L'affaire a été débattue en audience publique, le 17 mars 2014, Anne BESSON, présidente de chambre ayant fait le rapport prescrit par l'article 785 du Code de procédure civile,
GREFFIER :
Monsieur Dominique SANTONJA, Greffier lors des débats
MINISTÈRE PUBLIC :
L'affaire a été communiquée au ministère public représenté lors des débats par Monsieur Patrice DEVILLE, avocat général, qui a fait connaître son avis.
ARRET :
- réputé contradictoire.
- prononcé par mise à disposition de l'arrêt au greffe de la Cour, les parties en ayant été préalablement avisées dans les conditions prévues au deuxième alinéa de l'article 450 du Code de procédure civile ;
- signé par Monsieur Didier MARSHALL, premier président, et par Monsieur Dominique SANTONJA, greffier, auquel la minute de la décision a été remise par le magistrat signataire.
DEBATS :
En audience publique, le 17 mars 2014, les parties ayant donné leur accord.

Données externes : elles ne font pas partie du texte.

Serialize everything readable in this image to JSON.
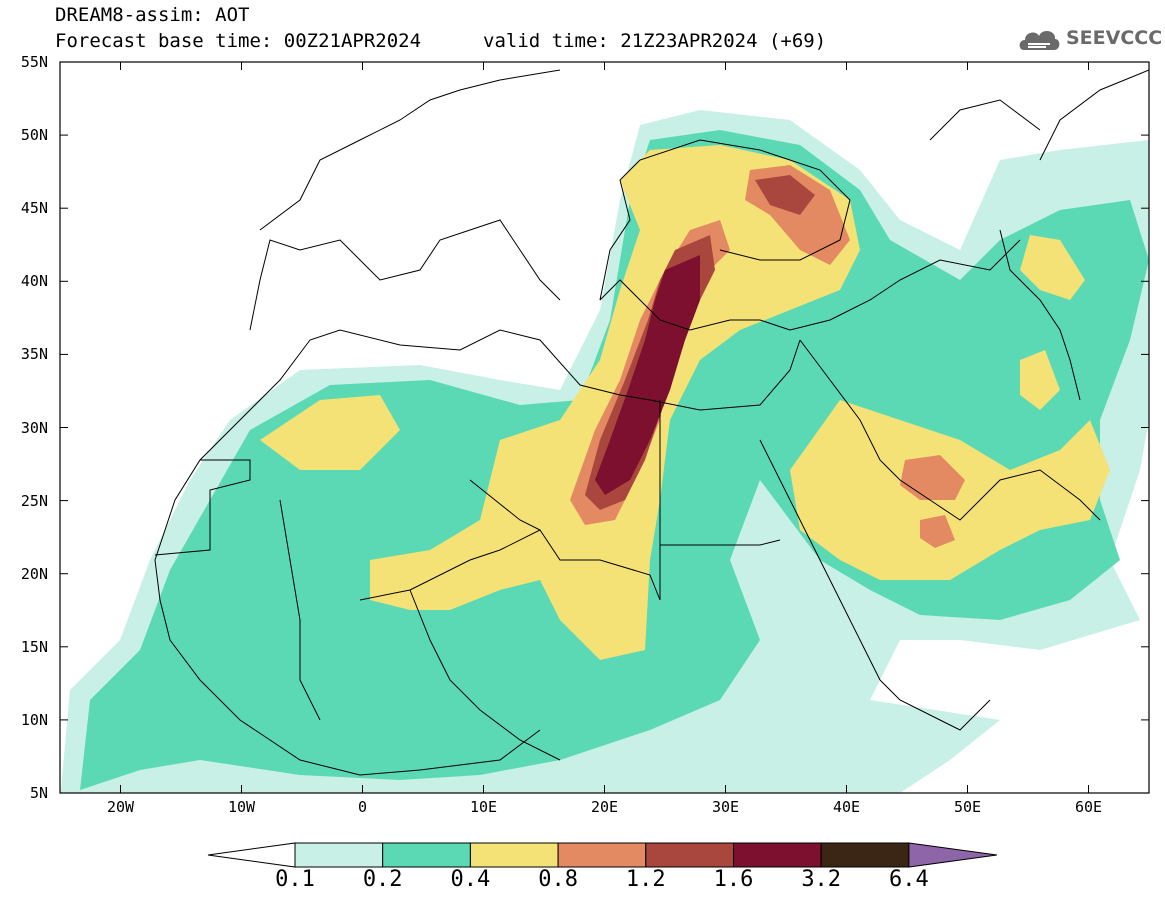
{
  "header": {
    "title": "DREAM8-assim: AOT",
    "base_time": "Forecast base time: 00Z21APR2024",
    "valid_time": "valid time: 21Z23APR2024 (+69)"
  },
  "logo": {
    "text": "SEEVCCC",
    "icon": "cloud-icon"
  },
  "map": {
    "lat_labels": [
      "55N",
      "50N",
      "45N",
      "40N",
      "35N",
      "30N",
      "25N",
      "20N",
      "15N",
      "10N",
      "5N"
    ],
    "lon_labels": [
      "20W",
      "10W",
      "0",
      "10E",
      "20E",
      "30E",
      "40E",
      "50E",
      "60E"
    ],
    "lon_range": [
      -25,
      65
    ],
    "lat_range": [
      5,
      55
    ]
  },
  "colorbar": {
    "labels": [
      "0.1",
      "0.2",
      "0.4",
      "0.8",
      "1.2",
      "1.6",
      "3.2",
      "6.4"
    ],
    "colors": [
      "#ffffff",
      "#c8f0e6",
      "#5ad9b4",
      "#f5e277",
      "#e38a62",
      "#a9463e",
      "#7d0f2f",
      "#3b2616",
      "#8e65a8"
    ]
  },
  "field_colors": {
    "lvl1": "#c8f0e6",
    "lvl2": "#5ad9b4",
    "lvl3": "#f5e277",
    "lvl4": "#e38a62",
    "lvl5": "#a9463e",
    "lvl6": "#7d0f2f"
  }
}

L'affaire a été mise en délibéré au 25 avril 2014.
FAITS
En Janvier 2012, Monsieur X..., fonctionnaire des collectivités territoriales du Département de l'Hérault a été accepté sur titre à l'entrée de l'EDA-EFACS de Montpellier pour suivre la formation de 18 mois au titre de l'article 12-1 alinéa 2 de la loi no 71-1130 du 31. 12. 1971 en sa qualité de docteur en droit ;
Il a effectué son stage (Projet pédagogique individuel) de janvier à juillet 2012 auprès de l'association des médecins Laotiens de France et du Ministère santé RDP Laos et sera affecté à l'hôpital central de Mahosot de Ventiane ;
De septembre 2012 à mars 2013 il a effectué sa formation théorique et pratique auprès de l'EFACS de Montpellier, un stage de " gestion de cabinet " chez Maître Jean-Faustin Y...à Nîmes et du 4 mars au 30 août 2013 un stage en cabinet d'avocat chez Maître Elisabeth Z...à La Rochelle.
Il a été ajourné aux épreuves du certificat d'aptitude à la profession d'avocat (CAPA) le 18 octobre 2013 et 19 novembre 2013.
Ses recours gracieux auprès du président de l'EFACS n'ont pas été acceptés.
Monsieur X... a saisi le 17 janvier 2014 la cour d'un recours pour excès de pouvoir contre la décision de non admission au CAPA 2013 rendue par l'EFACS et l'ajournement du 17 octobre 2013 et du 19 novembre 2013.
Monsieur X... considère que son travail a été assidu, son investissement constant et que son ajournement au CAPA n'est pas dû à son seul fait, alors qu'il s'est trouvé pour deux épreuves orales en présence d'un membre du jury ayant déjà eu des prises de position antérieures défavorables envers lui à l'occasion d'un contentieux devant le Tribunal administratif ;
il demande l'annulation de la décision d'ajournement en raison de la présence de M MYARA, conseiller près du tribunal administratif de Montpellier comme membre du jury lui portant atteinte pour manque d'impartialité objective, une nouvelle réunion du jury en ce qu'il est constaté une irrégularité dans les procédures, être autorisé à recomposer pour les épreuves concernées (présentations des rapports de stage PPI et cabinet) et le cas échéant être autorisé à refaire le stage en cabinet.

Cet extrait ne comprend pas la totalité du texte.